BIDCO can take 40,000 for its nucleus farm and have out-growers
contributing from the other 30,000. Extrapolating from the current
figures, if this happened, BIDCO would employ 12,000 directly and
another 60,000 people indirectly. The out-growers would earn Shs 50
billion per year. The country would save US$300 million it spends on
importing vegetable oil; and now have that money going into the pockets
of its farmers as incomes. Today, BIDCO pays Shs 74 billion in taxes;
if Uganda produced 250,000 tonnes of vegetable oil, BIDCO’s tax bill
would reach Shs 900 billion.
But Uganda
can do better than that. In 2011 BIDCO exported about US$45 million of
its oil to our neighbours. We can develop a strategy to take over the
US$ 1.2 billion East African imported vegetable oil market. This would
need about 300,000 hectares of land for oil palm. But given that
consumption is growing rapidly every year, in ten years we would need
about 800,000 hectares to dominate the regional market.
But can
Uganda mobilise its farmers to plant oil palm? This would mean people
changing their patterns of agriculture. And people fear change. So there
would be resistance. To overcome this would require political
leadership yet this is the scarcest commodity in our country. However,
the lesson from Kalangala is to secure land for the investor first. Once
he/she begins a nucleus farm and a few farmers can join, the earnings
of these few can have a powerful demonstration effect on other farmers.
That is why today, almost every farmer in Kalangala is joining oil
palm business.
The real
challenge is to transform our farmers from subsistence agriculture to
commercial farming. However, the existing way of life may be precarious
but certain; so better the devil you know than the angel you don’t.
Farmers will go commercial once they have met their subsistence needs.

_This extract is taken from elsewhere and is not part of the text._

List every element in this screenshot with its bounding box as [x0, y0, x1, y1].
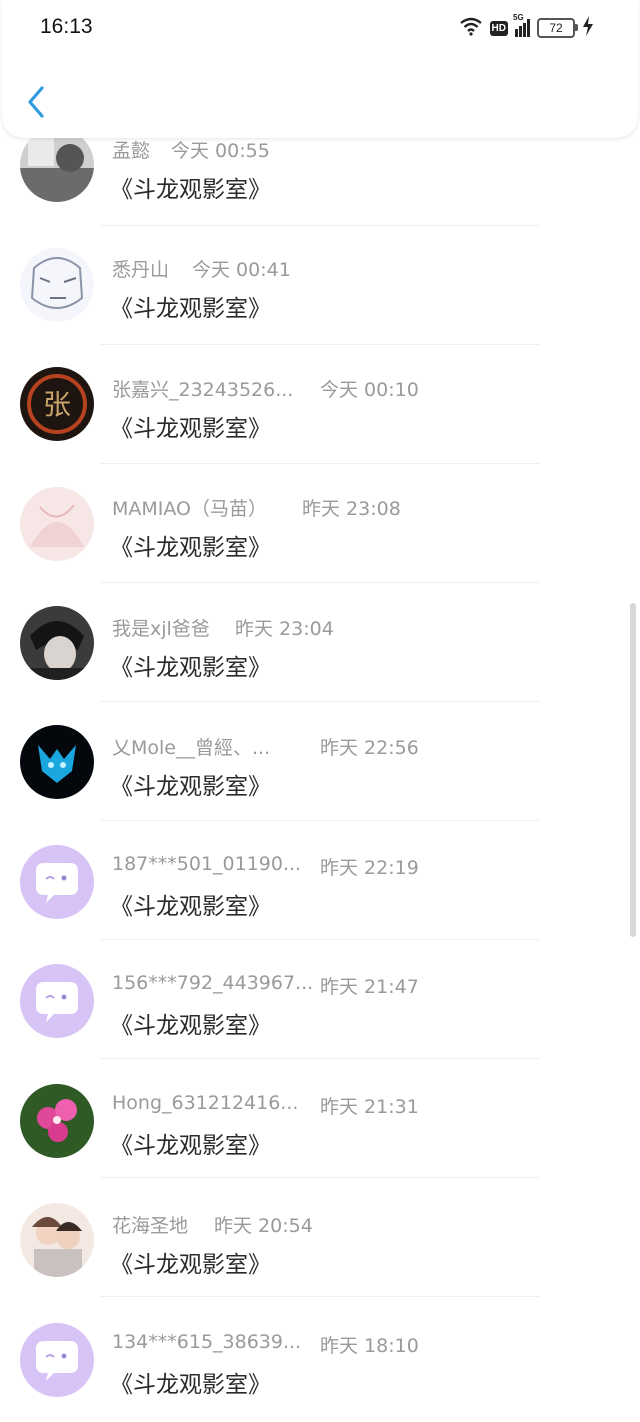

Subsistence agriculture involves farming many crops as an insurance
against the risk of one of them failing. The farmer will plant cassava,
rice, maize, matooke and beans. Should the birds descend of the rice,
he can save the cassava; and should the wilt eat up the bananas, the
beans may rescue him.
Commercial
agriculture calls for mono-cropping (planting one specific crop). It
promises very high yields and a huge return in money. But it can also be
risky. Should natural disasters destroy the crop or the vagaries of
the market depress prices, farmers will be devastated. Peasant
rationality therefore emphasises low but steady yields against
expectations of high yields at the risk of an equally high potential
for failure.
Because
this new way is uncertain, the real challenge is how to mobilise farmers
to change their lifestyles. Peasants constitute the most retrogressive
class of all people. They tend to be aroused to fight in defence of
tradition rather than in promotion of transformation. Within our
democratic institutions, the immediate incentive for politicians facing
elections and seeking to win public favour is to side with farmers in
defending tradition. What is politically appealing is often economically
disastrous and people may genuinely resist reforms meant for their own
good. Can Uganda and East Africa avoid this cul-de-sac?